Merkez Yıldırım İlçesi’ne bağlı Kurtbasan Mahallesi’nde yaşayan Ahıska Türk’ü Milaz Selimov'un anlatımına göre, hayatı 1942 yılında 19 yaşında iken 2’nci Dünya Savaşı’na katılması ve 2 yıl boyunca Almanya’ya karşı Kızıl Ordu saflarında mücadele etmesi ile değişti.

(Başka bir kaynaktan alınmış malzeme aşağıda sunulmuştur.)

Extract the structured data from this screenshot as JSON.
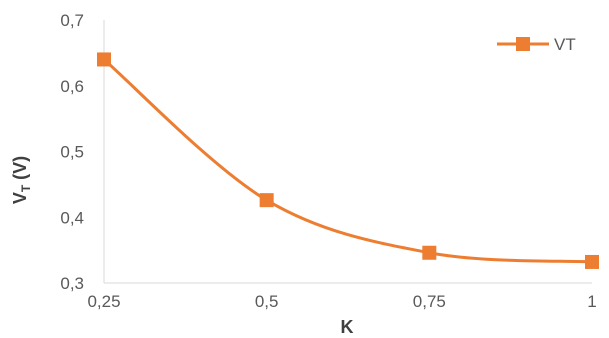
{
  "chart_data": {
    "type": "line",
    "title": "",
    "xlabel": "K",
    "ylabel": "V",
    "ylabel_subscript": "T",
    "ylabel_unit": "(V)",
    "x": [
      0.25,
      0.5,
      0.75,
      1
    ],
    "x_tick_labels": [
      "0,25",
      "0,5",
      "0,75",
      "1"
    ],
    "xlim": [
      0.25,
      1
    ],
    "ylim": [
      0.3,
      0.7
    ],
    "y_ticks": [
      0.3,
      0.4,
      0.5,
      0.6,
      0.7
    ],
    "y_tick_labels": [
      "0,3",
      "0,4",
      "0,5",
      "0,6",
      "0,7"
    ],
    "series": [
      {
        "name": "VT",
        "values": [
          0.64,
          0.426,
          0.346,
          0.332
        ],
        "color": "#ED7D31",
        "marker": "square",
        "smooth": true
      }
    ],
    "grid": false,
    "legend_position": "top-right"
  }
}
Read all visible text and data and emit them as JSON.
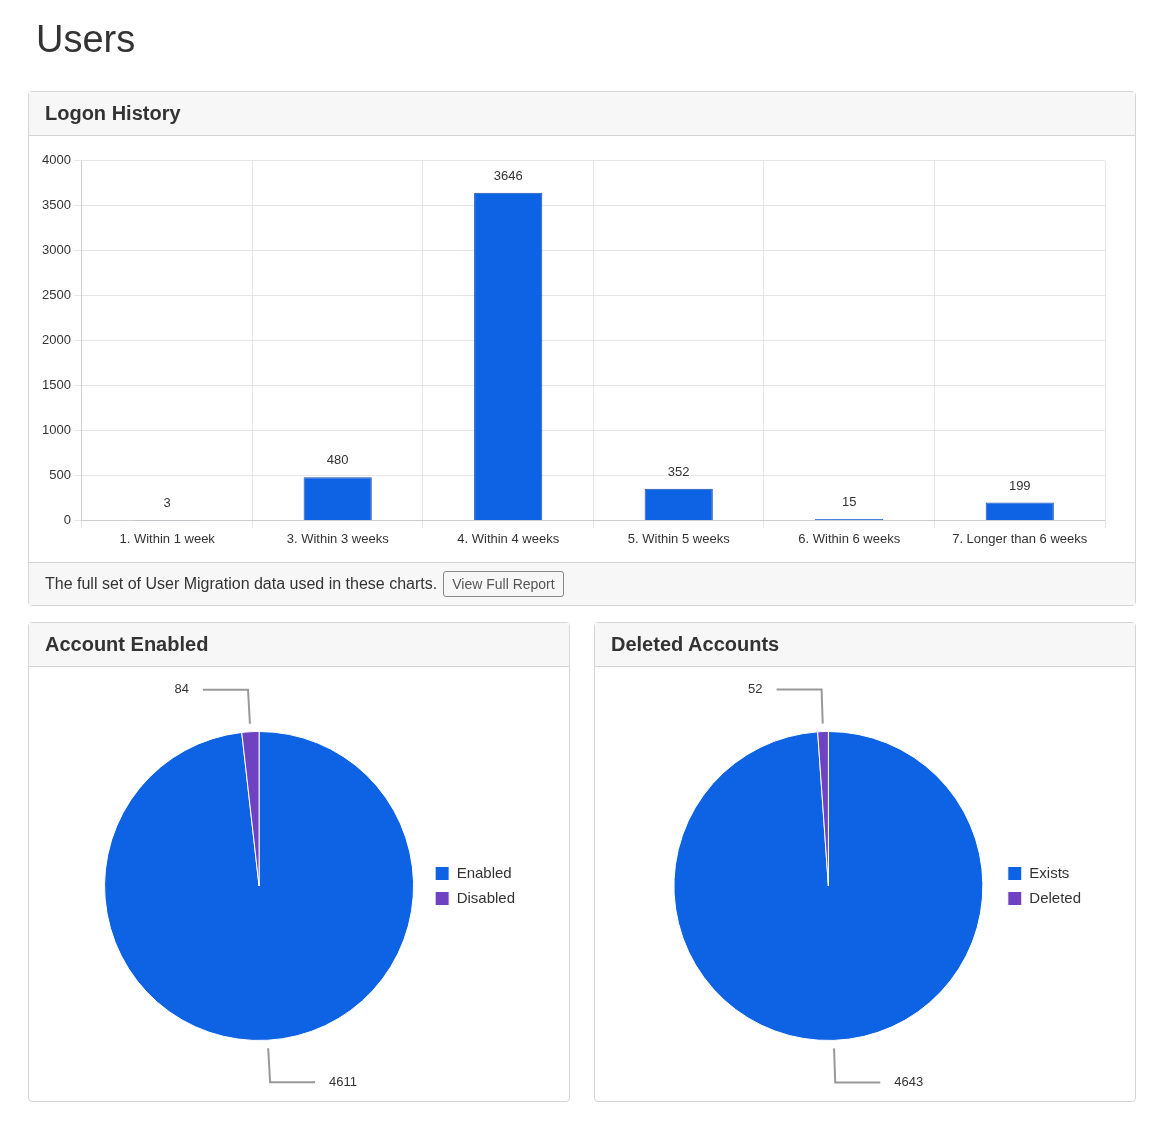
{
  "chart_data": [
    {
      "type": "bar",
      "title": "Logon History",
      "categories": [
        "1. Within 1 week",
        "3. Within 3 weeks",
        "4. Within 4 weeks",
        "5. Within 5 weeks",
        "6. Within 6 weeks",
        "7. Longer than 6 weeks"
      ],
      "values": [
        3,
        480,
        3646,
        352,
        15,
        199
      ],
      "color": "#0d63e3",
      "ylim": [
        0,
        4000
      ],
      "yticks": [
        0,
        500,
        1000,
        1500,
        2000,
        2500,
        3000,
        3500,
        4000
      ],
      "grid": true,
      "legend": false,
      "data_labels": true,
      "annotations": [
        "Users",
        "The full set of User Migration data used in these charts.",
        "View Full Report"
      ]
    },
    {
      "type": "pie",
      "title": "Account Enabled",
      "categories": [
        "Enabled",
        "Disabled"
      ],
      "values": [
        4611,
        84
      ],
      "colors": [
        "#0d63e3",
        "#6f42c1"
      ],
      "legend": "right",
      "data_labels": true
    },
    {
      "type": "pie",
      "title": "Deleted Accounts",
      "categories": [
        "Exists",
        "Deleted"
      ],
      "values": [
        4643,
        52
      ],
      "colors": [
        "#0d63e3",
        "#6f42c1"
      ],
      "legend": "right",
      "data_labels": true
    }
  ]
}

Savaş sırasında üç kez yaralandığını ve en son topuğundan aldığı yaranın ardından evine gönderildiğini belirten Selimov, Ahıska’ya döndüğünde ailesinin Özbekistan’a sürgün edildiğini öğrenmiş.

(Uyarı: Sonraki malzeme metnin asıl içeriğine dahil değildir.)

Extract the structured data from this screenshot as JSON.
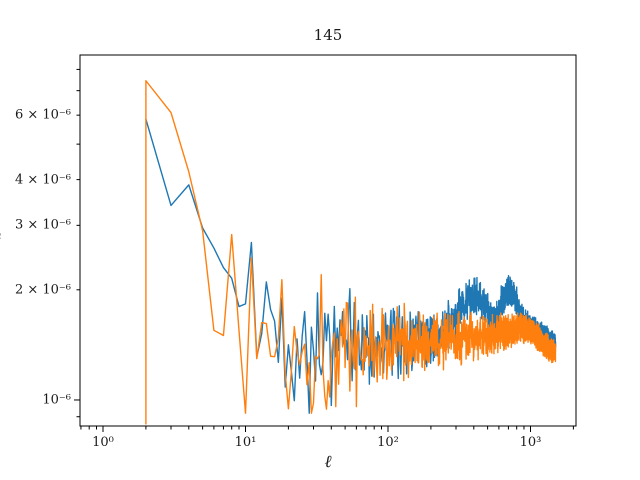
{
  "figure": {
    "title": "145",
    "xlabel": "ℓ",
    "y_axis_label_fragment": "ℓ",
    "background_color": "#ffffff",
    "spine_color": "#000000",
    "text_color": "#1a1a1a"
  },
  "chart_data": {
    "type": "line",
    "title": "145",
    "xlabel": "ℓ",
    "ylabel": "",
    "xscale": "log",
    "yscale": "log",
    "xlim": [
      0.6895,
      2086
    ],
    "ylim": [
      8.49e-07,
      8.76e-06
    ],
    "grid": false,
    "legend": null,
    "x_ticks": {
      "major": [
        {
          "v": 1,
          "label": "10⁰"
        },
        {
          "v": 10,
          "label": "10¹"
        },
        {
          "v": 100,
          "label": "10²"
        },
        {
          "v": 1000,
          "label": "10³"
        }
      ]
    },
    "y_ticks": {
      "major": [
        {
          "v": 1e-06,
          "label": "10⁻⁶"
        }
      ],
      "minor_labeled": [
        {
          "v": 2e-06,
          "label": "2 × 10⁻⁶"
        },
        {
          "v": 3e-06,
          "label": "3 × 10⁻⁶"
        },
        {
          "v": 4e-06,
          "label": "4 × 10⁻⁶"
        },
        {
          "v": 6e-06,
          "label": "6 × 10⁻⁶"
        }
      ]
    },
    "series": [
      {
        "name": "series-blue",
        "color": "#1f77b4",
        "linewidth": 1.4,
        "head": [
          [
            2,
            5.85e-06
          ],
          [
            3,
            3.4e-06
          ],
          [
            4,
            3.87e-06
          ],
          [
            5,
            2.95e-06
          ],
          [
            6,
            2.6e-06
          ],
          [
            7,
            2.3e-06
          ],
          [
            8,
            2.15e-06
          ],
          [
            9,
            1.8e-06
          ]
        ],
        "backbone": [
          [
            10,
            1.75e-06
          ],
          [
            14,
            1.62e-06
          ],
          [
            20,
            1.52e-06
          ],
          [
            30,
            1.45e-06
          ],
          [
            60,
            1.42e-06
          ],
          [
            100,
            1.44e-06
          ],
          [
            160,
            1.47e-06
          ],
          [
            220,
            1.5e-06
          ],
          [
            280,
            1.6e-06
          ],
          [
            330,
            1.8e-06
          ],
          [
            380,
            1.92e-06
          ],
          [
            430,
            1.9e-06
          ],
          [
            480,
            1.8e-06
          ],
          [
            530,
            1.65e-06
          ],
          [
            560,
            1.6e-06
          ],
          [
            620,
            1.85e-06
          ],
          [
            680,
            1.97e-06
          ],
          [
            740,
            1.97e-06
          ],
          [
            800,
            1.85e-06
          ],
          [
            860,
            1.7e-06
          ],
          [
            920,
            1.62e-06
          ],
          [
            1000,
            1.58e-06
          ],
          [
            1100,
            1.55e-06
          ],
          [
            1250,
            1.5e-06
          ],
          [
            1400,
            1.45e-06
          ],
          [
            1500,
            1.43e-06
          ]
        ],
        "noise": {
          "start": 10,
          "end": 1500,
          "k": 1.25,
          "seed": 42,
          "min": 9.2e-07,
          "max": 3e-06
        }
      },
      {
        "name": "series-orange",
        "color": "#ff7f0e",
        "linewidth": 1.4,
        "head": [
          [
            2,
            8.6e-07
          ],
          [
            2,
            7.45e-06
          ],
          [
            3,
            6.1e-06
          ],
          [
            4,
            4.2e-06
          ],
          [
            5,
            2.9e-06
          ],
          [
            6,
            1.55e-06
          ],
          [
            7,
            1.5e-06
          ],
          [
            8,
            2.83e-06
          ],
          [
            9,
            1.55e-06
          ]
        ],
        "backbone": [
          [
            10,
            1.6e-06
          ],
          [
            14,
            1.5e-06
          ],
          [
            20,
            1.45e-06
          ],
          [
            30,
            1.4e-06
          ],
          [
            60,
            1.4e-06
          ],
          [
            100,
            1.42e-06
          ],
          [
            200,
            1.45e-06
          ],
          [
            300,
            1.47e-06
          ],
          [
            400,
            1.48e-06
          ],
          [
            500,
            1.5e-06
          ],
          [
            600,
            1.52e-06
          ],
          [
            700,
            1.55e-06
          ],
          [
            800,
            1.57e-06
          ],
          [
            900,
            1.58e-06
          ],
          [
            1000,
            1.55e-06
          ],
          [
            1100,
            1.5e-06
          ],
          [
            1200,
            1.45e-06
          ],
          [
            1300,
            1.4e-06
          ],
          [
            1400,
            1.37e-06
          ],
          [
            1500,
            1.36e-06
          ]
        ],
        "noise": {
          "start": 10,
          "end": 1500,
          "k": 1.4,
          "seed": 1337,
          "min": 9.2e-07,
          "max": 3e-06
        }
      }
    ]
  }
}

ÖZBEKİSTAN'DA EVLENMİŞ 4 ÇOCUK SAHİBİ OLMUŞ

Selimov, 3- 4 ay süren araştırmanın ardından ailesini bularak Özbekistan'da yaşamaya başlamış. Burada evlenip 4 çocuk sahibi olduğunu kaydeden Selimov, Fergana’da yaşanan olayların ardından 1989 yılında Rusya’ya, ardından da Azerbaycan’a göç etmek zorunda kaldığını anlattı. 1996 yılında eşini kaybeden Milaz Selimov, çocuklarının başka ülkelere çalışmak için gitmesinin ardından 1999 yılında oğlu Ali Selim ve ailesi ile birlikte Türkiye’ye sığındığını söyledi.

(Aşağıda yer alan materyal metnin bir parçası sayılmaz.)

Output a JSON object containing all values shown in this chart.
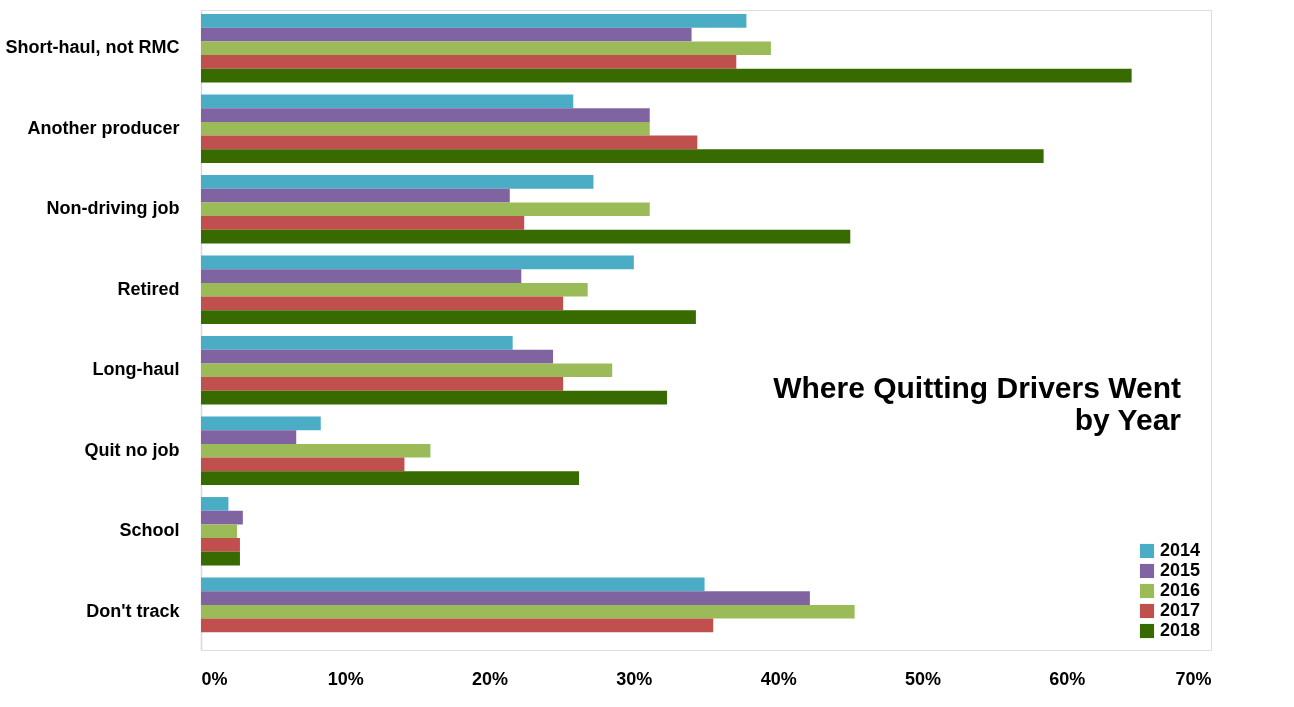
{
  "chart_data": {
    "type": "bar",
    "orientation": "horizontal",
    "title": [
      "Where Quitting Drivers Went",
      "by Year"
    ],
    "categories": [
      "Short-haul, not RMC",
      "Another producer",
      "Non-driving job",
      "Retired",
      "Long-haul",
      "Quit no job",
      "School",
      "Don't track"
    ],
    "series": [
      {
        "name": "2014",
        "color": "#4bacc6",
        "values": [
          37.8,
          25.8,
          27.2,
          30.0,
          21.6,
          8.3,
          1.9,
          34.9
        ]
      },
      {
        "name": "2015",
        "color": "#8064a2",
        "values": [
          34.0,
          31.1,
          21.4,
          22.2,
          24.4,
          6.6,
          2.9,
          42.2
        ]
      },
      {
        "name": "2016",
        "color": "#9bbb59",
        "values": [
          39.5,
          31.1,
          31.1,
          26.8,
          28.5,
          15.9,
          2.5,
          45.3
        ]
      },
      {
        "name": "2017",
        "color": "#c0504d",
        "values": [
          37.1,
          34.4,
          22.4,
          25.1,
          25.1,
          14.1,
          2.7,
          35.5
        ]
      },
      {
        "name": "2018",
        "color": "#376b00",
        "values": [
          64.5,
          58.4,
          45.0,
          34.3,
          32.3,
          26.2,
          2.7,
          null
        ]
      }
    ],
    "xlim": [
      0,
      70
    ],
    "xticks": [
      {
        "value": 0,
        "label": "0%"
      },
      {
        "value": 10,
        "label": "10%"
      },
      {
        "value": 20,
        "label": "20%"
      },
      {
        "value": 30,
        "label": "30%"
      },
      {
        "value": 40,
        "label": "40%"
      },
      {
        "value": 50,
        "label": "50%"
      },
      {
        "value": 60,
        "label": "60%"
      },
      {
        "value": 70,
        "label": "70%"
      }
    ],
    "legend": "bottom right",
    "grid": false
  }
}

Türkiye Cumhuriyeti vatandaşı olmak için başvuruların kabul edilmediğini belirten Selimov, hiçbir sosyal güvencesi bulunmadığını anlattı.

OĞLU BAKIYOR

Artık yürüyemeyecek hale gelen ve yatağa mahkum olan Selimov’a, eşinden ayrılan oğlu Ali Selim bakamaya başladı. Ali Selim, birkaç yıl önce TC kimliği almayı başardığını ancak babasına bakmak zorunda olduğu için 5 aydır çalışamadığını belirtti. Selim şöyle dedi:

"Annemin ölüm kağıtlarını Azerbaycan’da yaşadığımız yangın faciasında kaybettik. Babam, pasaportunda evli görülüyor. Annemin ölümünü belgelemediğimiz için Türkiye’den kimlik alamıyoruz. Babam yıllardır oturma izni ile burada yaşıyor. Son bir yıldır yataktan kalkamadığı için ona bakmak zorundayım. Bu yüzden işimden de çıkartıldım. Kimliği olmadığı için de hiç bir şey yapamıyorum. Birçok kurumu gezdim ama kimse ilgilenmiyor. Babam 2’inci Dünya Savaşı’nda faşizme karşı savaşmış ve birçok madalya kazanmış. Gazilik belgesi var. Babam bu dünya için değerli olan insanlardan biri. Türkiye’de kimse bunu umursamıyor. Yetkililerden ilgi bekliyoruz."